Respecto al apartado técnico, el juego cumple con creces con lo que cabía esperar y, tras probarlo en PS4, no decepciona. Es vistoso, ofrece una estupenda resolución, cuenta con unas buenas texturas y los efectos de luz están muy logrados, desde las explosiones hasta los focos inspeccionando el terreno durante la noche. No es que nos vaya a dejar con la boca abierta, pues no olvidemos que es un juego a caballo entre dos generaciones, pero a día de hoy, cuando todavía muy pocos productos han despuntado a nivel gráfico, puede presumir con orgullo de estar entre los grandes.

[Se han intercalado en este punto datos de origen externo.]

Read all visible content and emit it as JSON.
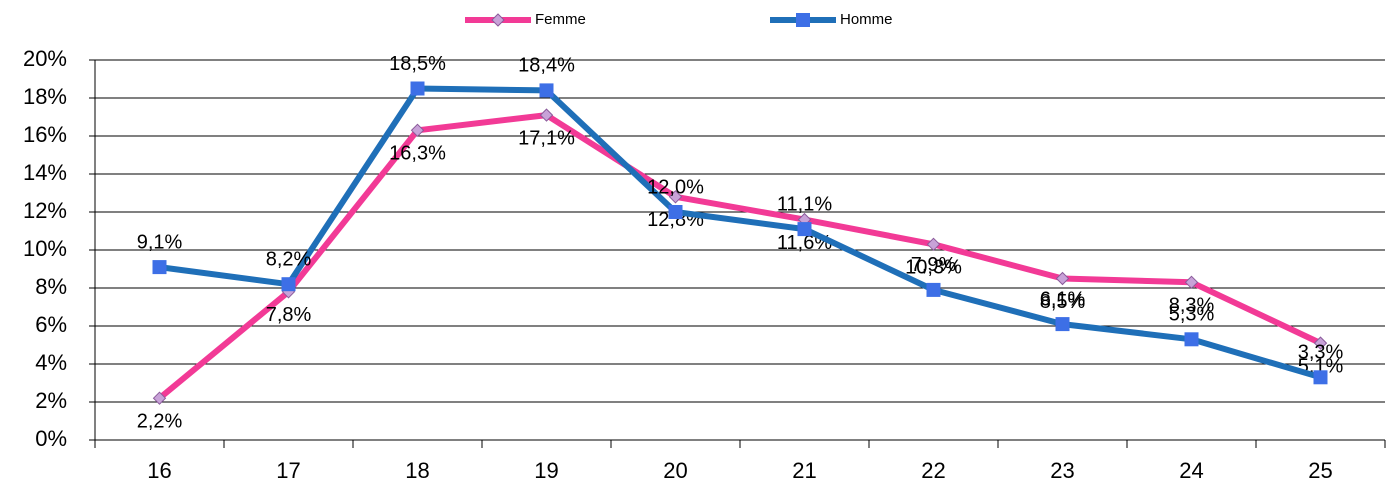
{
  "chart_data": {
    "type": "line",
    "categories": [
      "16",
      "17",
      "18",
      "19",
      "20",
      "21",
      "22",
      "23",
      "24",
      "25"
    ],
    "series": [
      {
        "name": "Femme",
        "color": "#f23a96",
        "marker": "diamond",
        "marker_color": "#c8a2d8",
        "values": [
          2.2,
          7.8,
          16.3,
          17.1,
          12.8,
          11.6,
          10.3,
          8.5,
          8.3,
          5.1
        ],
        "value_labels": [
          "2,2%",
          "7,8%",
          "16,3%",
          "17,1%",
          "12,8%",
          "11,6%",
          "10,3%",
          "8,5%",
          "8,3%",
          "5,1%"
        ]
      },
      {
        "name": "Homme",
        "color": "#1f6fb8",
        "marker": "square",
        "marker_color": "#3d6fe6",
        "values": [
          9.1,
          8.2,
          18.5,
          18.4,
          12.0,
          11.1,
          7.9,
          6.1,
          5.3,
          3.3
        ],
        "value_labels": [
          "9,1%",
          "8,2%",
          "18,5%",
          "18,4%",
          "12,0%",
          "11,1%",
          "7,9%",
          "6,1%",
          "5,3%",
          "3,3%"
        ]
      }
    ],
    "ylim": [
      0,
      20
    ],
    "yticks": [
      {
        "value": 0,
        "label": "0%"
      },
      {
        "value": 2,
        "label": "2%"
      },
      {
        "value": 4,
        "label": "4%"
      },
      {
        "value": 6,
        "label": "6%"
      },
      {
        "value": 8,
        "label": "8%"
      },
      {
        "value": 10,
        "label": "10%"
      },
      {
        "value": 12,
        "label": "12%"
      },
      {
        "value": 14,
        "label": "14%"
      },
      {
        "value": 16,
        "label": "16%"
      },
      {
        "value": 18,
        "label": "18%"
      },
      {
        "value": 20,
        "label": "20%"
      }
    ],
    "grid": true,
    "legend": "top"
  }
}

Tan solo comentar que hemos apreciado algunos errores en las físicas de los cuerpos –cadáveres que quedaban en posturas imposibles tras acabar con ellos con el cuchillo, algo muy frecuente en los juegos de sigilo- y que nos hubiese gustado que, ya que el motor gráfico corre sin problemas en las máquinas más potentes, contara con escenarios más destructibles, ya que le habría venido muy bien para generar nuevas rutas y dar algo más de variedad a la estrategia, a veces acusada de ser algo rígida.

 

 

La campaña principal puede superarse en algo más de 10 horas, evitando la acción directa y completando los objetivos secundarios propuestos, aunque si queremos limpiar minuciosamente los escenarios y conseguir todas las cartas y documentos diseminados, nos llevará algo más. Además, la vida del juego puede extenderse notablemente gracias a los desafíos de supervivencia, al modo cooperativo –solamente online, no a pantalla partida- que tiene un gran potencial y el flamante multijugador, que se aleja del resto con modos tan interesantes como el No cruces, que nos anima a tener duelos a larga distancia que harán las delicias de aquellos que compren el juego, precisamente, para sentirse como todo un francotirador de élite.

En conclusión, Sniper Elite 3 no engaña, especialmente si ya habéis probado la saga. Es un juego completo, desafiante y en el que el jugador se sumergirá tanto como él quiera. Sin ser un triple A, llega a la nueva generación con muy buena salud y cuenta con una producción muy cuidada, también en cuanto a sonido incluyendo unos excelentes doblajes en castellano. Sigue habiendo margen de mejora, como por ejemplo la IA enemiga que a veces llega a ser algo frustrante, pero ya hemos dicho que una vez en el campo de batalla la paciencia será nuestra mejor aliada. La paciencia, y nuestro rifle, claro.